Andrew Franta. Systems Failure: The Uses of Disorder in English Literature. Baltimore: Johns Hopkins University Press, 2019. 232 pp.
23 October 2019
Review by David Carroll Simon
This book is at once a counterhistory of the rise of the novel and a meditation on the social world as an elusive object of knowledge. For a number of eighteenth-century authors, Andrew Franta argues, there is a powerful need to understand what it means to live a shared life, to get one’s head around the fact of human association, but that desire cannot be met. As an instrument of social research, the novel founders (along with other literary genres, about which more below), but Franta’s interest is less failure than all of the strange, surprising, mind-expanding acts of invention that become possible in the rubble of understanding. The blocked thought of a life held in common is an engine of literary experimentation and self-consciously partial social theory.
For writers such as Samuel Johnson, Laurence Sterne, Tobias Smollett, William Godwin, Jane Austen, Thomas De Quincey, and Mary Shelley, Franta explains, society is an immersive, borderless, indefinable thing––one that elicits but confounds epistemological desire. Yet literary works can make extraordinarily good use of their limitations; sometimes, they might even be said to flame out on purpose. While many others have emphasized the novel’s commitment to representing the social world, this book demonstrates that such a commitment is compatible with a keen awareness of the inadequacy of the genre to that task. Driven by “an obsession with social forces that are seemingly irreducible to system,” the novels in question embrace a form of understanding that is skeptical about its own scope, organization, and sturdiness (pp. 3–4). Among the salutary results of interpretive breakdown is the ability to examine the role of contingency in the production of the social.
One of Franta’s intriguing claims is that narrative can itself be an effect of “systems failure.” Sterne, for example, responds to the problem of the mismatch between his awareness of contingency and the novel’s suppression of it by telling “stories about characters who fail in their attempts to order the world” (p. 44). A general problem for the genre (the novel imposes order on the randomness it aims to represent) is translated into a narrative situation, and thus into forward motion. It is as if steps forward in time have taken the place of steps forward in understanding––though it is also an argument of this book that the former can be a version of the latter.
Franta describes the strategies by which literary authors, as producers of knowledge, delimit their epistemological ambitions, and he also affirms their willingness to spill over the limits they set for themselves.
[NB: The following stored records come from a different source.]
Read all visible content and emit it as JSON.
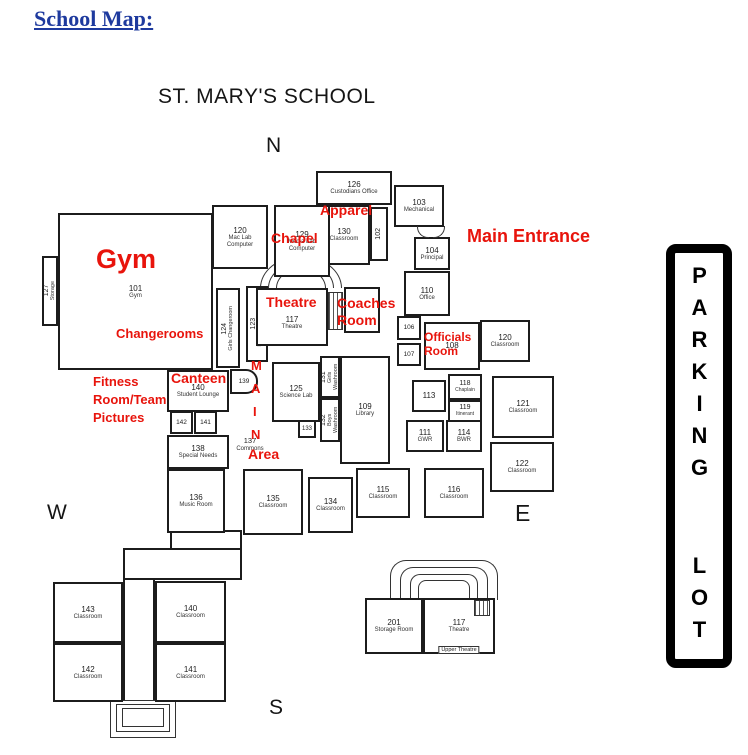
{
  "title": {
    "page": "School Map:",
    "map": "ST. MARY'S SCHOOL"
  },
  "compass": {
    "n": "N",
    "s": "S",
    "e": "E",
    "w": "W"
  },
  "parking": {
    "word1": "PARKING",
    "word2": "LOT"
  },
  "colors": {
    "annotation_red": "#e8140c",
    "title_blue": "#1e3a9e",
    "line_black": "#1c1c1c"
  },
  "annotations": {
    "gym": "Gym",
    "chapel": "Chapel",
    "apparel": "Apparel",
    "main_entrance": "Main Entrance",
    "theatre": "Theatre",
    "coaches_line1": "Coaches",
    "coaches_line2": "Room",
    "changerooms": "Changerooms",
    "officials_line1": "Officials",
    "officials_line2": "Room",
    "fitness_line1": "Fitness",
    "fitness_line2": "Room/Team",
    "fitness_line3": "Pictures",
    "canteen": "Canteen",
    "main_m": "M",
    "main_a": "A",
    "main_i": "I",
    "main_n": "N",
    "area": "Area"
  },
  "rooms": {
    "r126": {
      "num": "126",
      "sub": "Custodians Office"
    },
    "r103": {
      "num": "103",
      "sub": "Mechanical"
    },
    "r130": {
      "num": "130",
      "sub": "Classroom"
    },
    "r120lab": {
      "num": "120",
      "sub": "Mac Lab Computer"
    },
    "r129": {
      "num": "129",
      "sub": "Media Lab Computer"
    },
    "r102": {
      "num": "102"
    },
    "r104": {
      "num": "104",
      "sub": "Principal"
    },
    "r110": {
      "num": "110",
      "sub": "Office"
    },
    "r106": {
      "num": "106"
    },
    "r107": {
      "num": "107"
    },
    "r108": {
      "num": "108"
    },
    "r120e": {
      "num": "120",
      "sub": "Classroom"
    },
    "r101": {
      "num": "101",
      "sub": "Gym"
    },
    "r127": {
      "num": "127",
      "sub": "Storage"
    },
    "r124": {
      "num": "124",
      "sub": "Girls Changeroom"
    },
    "r123": {
      "num": "123",
      "sub": "Boys Changeroom"
    },
    "r117": {
      "num": "117",
      "sub": "Theatre"
    },
    "r125": {
      "num": "125",
      "sub": "Science Lab"
    },
    "r131": {
      "num": "131",
      "sub": "Girls Washroom"
    },
    "r132": {
      "num": "132",
      "sub": "Boys Washroom"
    },
    "r133": {
      "num": "133"
    },
    "r109": {
      "num": "109",
      "sub": "Library"
    },
    "r137": {
      "num": "137",
      "sub": "Commons"
    },
    "r113": {
      "num": "113"
    },
    "r118": {
      "num": "118",
      "sub": "Chaplain"
    },
    "r119": {
      "num": "119",
      "sub": "Itinerant"
    },
    "r111": {
      "num": "111",
      "sub": "GWR"
    },
    "r114": {
      "num": "114",
      "sub": "BWR"
    },
    "r121": {
      "num": "121",
      "sub": "Classroom"
    },
    "r122": {
      "num": "122",
      "sub": "Classroom"
    },
    "r140n": {
      "num": "140",
      "sub": "Student Lounge"
    },
    "r139": {
      "num": "139"
    },
    "r142n": {
      "num": "142"
    },
    "r141n": {
      "num": "141"
    },
    "r138": {
      "num": "138",
      "sub": "Special Needs"
    },
    "r136": {
      "num": "136",
      "sub": "Music Room"
    },
    "r135": {
      "num": "135",
      "sub": "Classroom"
    },
    "r134": {
      "num": "134",
      "sub": "Classroom"
    },
    "r115": {
      "num": "115",
      "sub": "Classroom"
    },
    "r116": {
      "num": "116",
      "sub": "Classroom"
    },
    "r143": {
      "num": "143",
      "sub": "Classroom"
    },
    "r140s": {
      "num": "140",
      "sub": "Classroom"
    },
    "r142s": {
      "num": "142",
      "sub": "Classroom"
    },
    "r141s": {
      "num": "141",
      "sub": "Classroom"
    },
    "r201": {
      "num": "201",
      "sub": "Storage Room"
    },
    "r117u": {
      "num": "117",
      "sub": "Theatre",
      "caption": "Upper Theatre"
    }
  }
}
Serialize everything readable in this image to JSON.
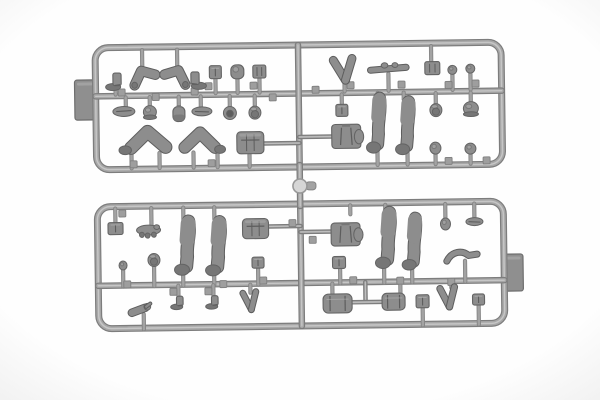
{
  "scene": {
    "subject": "gray plastic model-kit sprue with soldier figure parts (legs, arms, boots, heads, helmets, torsos, packs, pouches)",
    "canvas": {
      "w": 600,
      "h": 400
    },
    "tilt_deg": -0.8,
    "palette": {
      "bg_center": "#fefefe",
      "bg_edge": "#f1f1f1",
      "frame_edge": "#7d7d7d",
      "frame_core": "#a7a7a7",
      "frame_hi": "#c6c6c6",
      "stub_edge": "#858585",
      "stub_core": "#a3a3a3",
      "gate_fill": "#9e9e9e",
      "gate_edge": "#7f7f7f",
      "sidetab_fill": "#8f8f8f",
      "sidetab_edge": "#6d6d6d",
      "part_mid": "#8d8d8d",
      "part_dark": "#767676",
      "part_deep": "#5d5d5d",
      "part_edge": "#646464",
      "part_hi": "#b2b2b2",
      "knob_fill": "#d6d6d6",
      "knob_edge": "#989898"
    },
    "frames": [
      {
        "name": "top-frame",
        "x": 97,
        "y": 45,
        "w": 406,
        "h": 122,
        "rx": 13,
        "mid_runner_y": 93.5,
        "center_runner_x": 300
      },
      {
        "name": "bottom-frame",
        "x": 97,
        "y": 204,
        "w": 406,
        "h": 122,
        "rx": 13,
        "mid_runner_y": 283,
        "center_runner_x": 300
      }
    ],
    "side_tabs": [
      {
        "name": "left-mold-tab",
        "x": 76,
        "y": 77,
        "w": 22,
        "h": 40
      },
      {
        "name": "right-mold-tab",
        "x": 502,
        "y": 257,
        "w": 20,
        "h": 37
      }
    ],
    "connector": {
      "x": 300,
      "y1": 165,
      "y2": 206,
      "knob_cx": 300,
      "knob_cy": 186,
      "knob_r": 7,
      "nub_x": 306,
      "nub_y": 182,
      "nub_w": 10,
      "nub_h": 8
    },
    "runners": [
      [
        97,
        93.5,
        503,
        93.5,
        6.5
      ],
      [
        300,
        45,
        300,
        167,
        6.5
      ],
      [
        97,
        283,
        503,
        283,
        6.5
      ],
      [
        300,
        204,
        300,
        326,
        6.5
      ],
      [
        300,
        165,
        300,
        206,
        6.5
      ],
      [
        264,
        143,
        300,
        143,
        4.5
      ],
      [
        300,
        137,
        334,
        137,
        4.5
      ],
      [
        268,
        226,
        300,
        226,
        4.5
      ],
      [
        300,
        232,
        334,
        232,
        4.5
      ],
      [
        364,
        283,
        364,
        301,
        4.5
      ],
      [
        350,
        303,
        382,
        303,
        4.5
      ]
    ],
    "stubs": [
      [
        144,
        48,
        144,
        64
      ],
      [
        179,
        48,
        179,
        64
      ],
      [
        433,
        48,
        433,
        63
      ],
      [
        117,
        86,
        117,
        92
      ],
      [
        198,
        86,
        198,
        92
      ],
      [
        217,
        77,
        217,
        92
      ],
      [
        239,
        78,
        239,
        92
      ],
      [
        261,
        77,
        261,
        92
      ],
      [
        346,
        81,
        346,
        92
      ],
      [
        390,
        75,
        390,
        92
      ],
      [
        454,
        77,
        454,
        92
      ],
      [
        472,
        76,
        472,
        92
      ],
      [
        127,
        95,
        127,
        104
      ],
      [
        151,
        95,
        151,
        105
      ],
      [
        180,
        95,
        180,
        104
      ],
      [
        202,
        95,
        202,
        105
      ],
      [
        231,
        95,
        231,
        106
      ],
      [
        256,
        95,
        256,
        106
      ],
      [
        343,
        95,
        343,
        105
      ],
      [
        437,
        95,
        437,
        106
      ],
      [
        472,
        95,
        472,
        105
      ],
      [
        132,
        151,
        132,
        166
      ],
      [
        160,
        151,
        160,
        166
      ],
      [
        194,
        151,
        194,
        166
      ],
      [
        218,
        152,
        218,
        166
      ],
      [
        250,
        152,
        250,
        166
      ],
      [
        378,
        152,
        378,
        166
      ],
      [
        408,
        154,
        408,
        166
      ],
      [
        436,
        154,
        436,
        166
      ],
      [
        471,
        155,
        471,
        166
      ],
      [
        379,
        94,
        379,
        100
      ],
      [
        405,
        94,
        405,
        101
      ],
      [
        115,
        206,
        115,
        221
      ],
      [
        151,
        206,
        151,
        224
      ],
      [
        183,
        206,
        183,
        219
      ],
      [
        214,
        206,
        214,
        218
      ],
      [
        350,
        206,
        350,
        215
      ],
      [
        385,
        206,
        385,
        213
      ],
      [
        445,
        206,
        445,
        221
      ],
      [
        474,
        206,
        474,
        220
      ],
      [
        182,
        271,
        182,
        284
      ],
      [
        213,
        272,
        213,
        284
      ],
      [
        383,
        267,
        383,
        284
      ],
      [
        411,
        269,
        411,
        284
      ],
      [
        122,
        266,
        122,
        284
      ],
      [
        153,
        263,
        153,
        284
      ],
      [
        257,
        266,
        257,
        284
      ],
      [
        339,
        268,
        339,
        284
      ],
      [
        142,
        312,
        142,
        327
      ],
      [
        177,
        284,
        177,
        295
      ],
      [
        212,
        284,
        212,
        295
      ],
      [
        249,
        284,
        249,
        292
      ],
      [
        331,
        284,
        331,
        296
      ],
      [
        399,
        284,
        399,
        295
      ],
      [
        421,
        308,
        421,
        327
      ],
      [
        450,
        284,
        450,
        290
      ],
      [
        477,
        307,
        477,
        327
      ],
      [
        464,
        263,
        464,
        284
      ]
    ],
    "gate_tabs": [
      [
        123,
        90
      ],
      [
        157,
        95
      ],
      [
        196,
        90
      ],
      [
        210,
        85
      ],
      [
        255,
        85
      ],
      [
        274,
        97
      ],
      [
        317,
        90
      ],
      [
        352,
        86
      ],
      [
        403,
        86
      ],
      [
        450,
        87
      ],
      [
        477,
        86
      ],
      [
        134,
        162
      ],
      [
        212,
        162
      ],
      [
        449,
        163
      ],
      [
        487,
        163
      ],
      [
        122,
        211
      ],
      [
        292,
        223
      ],
      [
        312,
        240
      ],
      [
        352,
        281
      ],
      [
        399,
        282
      ],
      [
        126,
        282
      ],
      [
        222,
        283
      ],
      [
        262,
        280
      ],
      [
        172,
        290
      ],
      [
        207,
        290
      ],
      [
        450,
        284
      ]
    ],
    "parts": [
      {
        "n": "boot",
        "t": "boot",
        "x": 117,
        "y": 79,
        "w": 15,
        "h": 17,
        "d": -1
      },
      {
        "n": "bent-arm",
        "t": "arm",
        "x": 146,
        "y": 75,
        "w": 26,
        "h": 19,
        "d": -1
      },
      {
        "n": "bent-arm",
        "t": "arm",
        "x": 177,
        "y": 75,
        "w": 26,
        "h": 19,
        "d": 1
      },
      {
        "n": "boot",
        "t": "boot",
        "x": 198,
        "y": 79,
        "w": 15,
        "h": 17,
        "d": 1
      },
      {
        "n": "pouch",
        "t": "pouch",
        "x": 217,
        "y": 71,
        "w": 12,
        "h": 13,
        "d": 1
      },
      {
        "n": "round-pouch",
        "t": "pouch-round",
        "x": 239,
        "y": 71,
        "w": 13,
        "h": 14,
        "d": 1
      },
      {
        "n": "gridded-pouch",
        "t": "pouch-grid",
        "x": 261,
        "y": 71,
        "w": 13,
        "h": 13,
        "d": 1
      },
      {
        "n": "paired-arms",
        "t": "arms-v",
        "x": 346,
        "y": 70,
        "w": 26,
        "h": 24,
        "d": 1
      },
      {
        "n": "arm-pair-horizontal",
        "t": "arms-horiz",
        "x": 390,
        "y": 70,
        "w": 37,
        "h": 12,
        "d": 1
      },
      {
        "n": "gridded-pouch",
        "t": "pouch-grid",
        "x": 434,
        "y": 70,
        "w": 15,
        "h": 13,
        "d": 1
      },
      {
        "n": "head-ball",
        "t": "ball",
        "x": 454,
        "y": 72,
        "w": 9,
        "h": 9,
        "d": 1
      },
      {
        "n": "head-ball",
        "t": "ball",
        "x": 472,
        "y": 71,
        "w": 9,
        "h": 9,
        "d": 1
      },
      {
        "n": "field-cap",
        "t": "cap",
        "x": 125,
        "y": 109,
        "w": 22,
        "h": 10,
        "d": -1
      },
      {
        "n": "helmet",
        "t": "helmet",
        "x": 151,
        "y": 111,
        "w": 13,
        "h": 14,
        "d": 1
      },
      {
        "n": "canteen",
        "t": "canteen",
        "x": 180,
        "y": 112,
        "w": 12,
        "h": 17,
        "d": 1
      },
      {
        "n": "field-cap",
        "t": "cap",
        "x": 203,
        "y": 110,
        "w": 20,
        "h": 9,
        "d": 1
      },
      {
        "n": "helmet-top",
        "t": "helmet-ring",
        "x": 231,
        "y": 112,
        "w": 13,
        "h": 13,
        "d": 1
      },
      {
        "n": "head",
        "t": "head",
        "x": 256,
        "y": 112,
        "w": 12,
        "h": 13,
        "d": 1
      },
      {
        "n": "pouch",
        "t": "pouch",
        "x": 343,
        "y": 111,
        "w": 12,
        "h": 12,
        "d": 1
      },
      {
        "n": "head",
        "t": "head",
        "x": 437,
        "y": 112,
        "w": 12,
        "h": 13,
        "d": 1
      },
      {
        "n": "helmet",
        "t": "helmet",
        "x": 472,
        "y": 112,
        "w": 15,
        "h": 15,
        "d": 1
      },
      {
        "n": "bent-leg",
        "t": "leg-bent",
        "x": 146,
        "y": 140,
        "w": 48,
        "h": 26,
        "d": -1
      },
      {
        "n": "bent-leg",
        "t": "leg-bent",
        "x": 203,
        "y": 141,
        "w": 42,
        "h": 24,
        "d": 1
      },
      {
        "n": "torso-with-pack",
        "t": "torso-pack",
        "x": 251,
        "y": 142,
        "w": 27,
        "h": 22,
        "d": 1
      },
      {
        "n": "torso",
        "t": "torso",
        "x": 347,
        "y": 137,
        "w": 29,
        "h": 24,
        "d": 1
      },
      {
        "n": "straight-leg",
        "t": "leg-straight",
        "x": 378,
        "y": 125,
        "w": 16,
        "h": 56,
        "d": -1
      },
      {
        "n": "straight-leg",
        "t": "leg-straight",
        "x": 407,
        "y": 128,
        "w": 16,
        "h": 54,
        "d": -1
      },
      {
        "n": "head-ball",
        "t": "ball",
        "x": 436,
        "y": 150,
        "w": 11,
        "h": 12,
        "d": 1
      },
      {
        "n": "head-ball",
        "t": "ball",
        "x": 471,
        "y": 151,
        "w": 11,
        "h": 11,
        "d": 1
      },
      {
        "n": "pouch",
        "t": "pouch",
        "x": 115,
        "y": 226,
        "w": 15,
        "h": 12,
        "d": 1
      },
      {
        "n": "equipment-cluster",
        "t": "gear",
        "x": 148,
        "y": 229,
        "w": 24,
        "h": 13,
        "d": 1
      },
      {
        "n": "straight-leg",
        "t": "leg-straight",
        "x": 185,
        "y": 245,
        "w": 17,
        "h": 55,
        "d": -1
      },
      {
        "n": "straight-leg",
        "t": "leg-straight",
        "x": 216,
        "y": 246,
        "w": 17,
        "h": 55,
        "d": -1
      },
      {
        "n": "torso-with-pack",
        "t": "torso-pack",
        "x": 255,
        "y": 228,
        "w": 26,
        "h": 20,
        "d": 1
      },
      {
        "n": "head-ball",
        "t": "ball",
        "x": 122,
        "y": 263,
        "w": 8,
        "h": 9,
        "d": 1
      },
      {
        "n": "head",
        "t": "head",
        "x": 153,
        "y": 258,
        "w": 12,
        "h": 13,
        "d": 1
      },
      {
        "n": "pouch",
        "t": "pouch",
        "x": 257,
        "y": 262,
        "w": 12,
        "h": 11,
        "d": 1
      },
      {
        "n": "hand-arm",
        "t": "hand",
        "x": 139,
        "y": 307,
        "w": 21,
        "h": 12,
        "d": 1
      },
      {
        "n": "boot",
        "t": "boot",
        "x": 177,
        "y": 301,
        "w": 12,
        "h": 13,
        "d": -1
      },
      {
        "n": "boot",
        "t": "boot",
        "x": 212,
        "y": 301,
        "w": 12,
        "h": 13,
        "d": -1
      },
      {
        "n": "paired-arms",
        "t": "arms-v",
        "x": 249,
        "y": 300,
        "w": 18,
        "h": 20,
        "d": 1
      },
      {
        "n": "torso",
        "t": "torso",
        "x": 345,
        "y": 235,
        "w": 29,
        "h": 23,
        "d": 1
      },
      {
        "n": "pouch",
        "t": "pouch",
        "x": 338,
        "y": 263,
        "w": 13,
        "h": 12,
        "d": 1
      },
      {
        "n": "straight-leg",
        "t": "leg-straight",
        "x": 386,
        "y": 240,
        "w": 17,
        "h": 57,
        "d": -1
      },
      {
        "n": "straight-leg",
        "t": "leg-straight",
        "x": 412,
        "y": 244,
        "w": 16,
        "h": 53,
        "d": -1
      },
      {
        "n": "head-ball",
        "t": "ball",
        "x": 445,
        "y": 226,
        "w": 10,
        "h": 12,
        "d": 1
      },
      {
        "n": "field-cap",
        "t": "cap",
        "x": 474,
        "y": 224,
        "w": 17,
        "h": 8,
        "d": 1
      },
      {
        "n": "curved-arm",
        "t": "curved-arm",
        "x": 461,
        "y": 259,
        "w": 33,
        "h": 12,
        "d": 1
      },
      {
        "n": "bedroll-pack",
        "t": "pack",
        "x": 336,
        "y": 304,
        "w": 29,
        "h": 19,
        "d": 1
      },
      {
        "n": "small-pack",
        "t": "pack",
        "x": 392,
        "y": 303,
        "w": 23,
        "h": 17,
        "d": 1
      },
      {
        "n": "pouch",
        "t": "pouch",
        "x": 421,
        "y": 303,
        "w": 13,
        "h": 13,
        "d": 1
      },
      {
        "n": "paired-arms",
        "t": "arms-v",
        "x": 447,
        "y": 299,
        "w": 20,
        "h": 22,
        "d": 1
      },
      {
        "n": "pouch",
        "t": "pouch",
        "x": 477,
        "y": 302,
        "w": 12,
        "h": 11,
        "d": 1
      }
    ]
  }
}
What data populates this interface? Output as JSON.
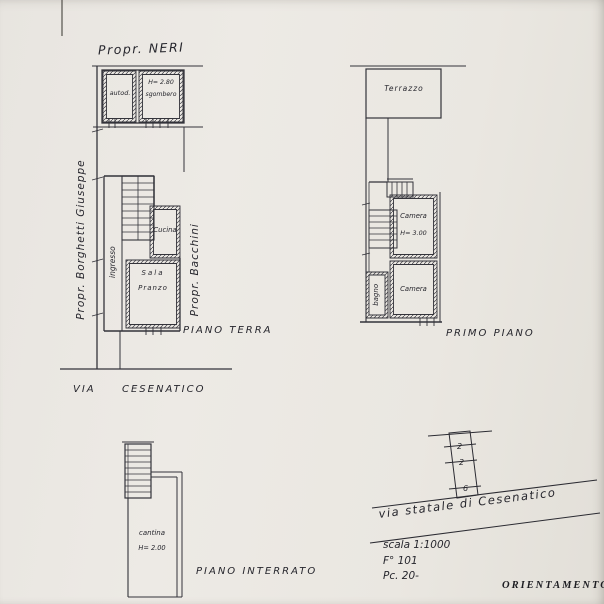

He explores literary practices that simply run counter to, even as they coexist with, serious-minded efforts to capture what is real. For example, Austen uses the novel to develop a sophisticated analysis of marriage as a pressing social imperative, but she also underlines the reality-defying status of the marriage plot as “narrative closure with a vengeance” (p. 128). As Franta puts it, “the realist novel defines the social by negation as an open-ended collection of movements and processes toward which literary representation can gesture but that it cannot comprehend” (pp. 132–33). Beyond the codes of realism, however, Austen’s “imaginative world” is patiently, lovingly “fit[ted] out” (p. 129).
The special place of the word “system” in Franta’s argument raises the expectation of a focused account of the concept, but his interest turns out to be order, broadly construed. For this reason, the book sometimes feels more like a collection of linked essays than a sustained argument. Yet there is an intriguing resemblance between the book's digressiveness and the form of intellectual activity it describes. Franta suggests that giving up on the impulse to systematize would be the end of thinking, but that the failure to systematize is an opportunity for insight. In my view, and I believe in Franta’s, the paradox is only apparent. It is not that failed understanding somehow amounts to insight, but that the story of understanding X turns out to be the story of understanding Y. If we recast understanding as an experience of knowing disorientation, as I think less schematic interpretations of intellectual-historical modernity, such as this one, encourage us to do, we can part ways with the simplistic assessments of both champions and detractors of Enlightenment; we can resist both a celebratory overconfidence in reason and a condemnatory caricature that confuses rational inquiry with a bid for dominion or a jealous, grasping will to possess.
The chapter on De Quincey is the best—but far from the only—example of Franta’s willingness to wander far beyond his central objects of investigation: beyond the eighteenth century, beyond the novel, and even beyond the specific problem of understanding the social (here he also contemplates the desire to understand the cosmos). Such deviations are invitations to think expansively about Franta’s theme. Serious skepticism about the virtues of systematic thinking, which does not amount simply to the rejection of it, goes back to the earliest glimmers of Enlightenment in the sixteenth and seventeenth centuries––to Montaigne’s distrust of medicine and law in his famous essay on experience, for instance, and to Bacon’s related warnings about the idols of the mind. It also carries forward to the critical theory of the Frankfurt School––a tradition about which I would have liked to hear Franta say more. But wanting a book to talk about additional subjects is a measure of its success, and it is an admirable feature of Franta’s argument that it often points past the edges of his archive toward a century-spanning, multidisciplinary history.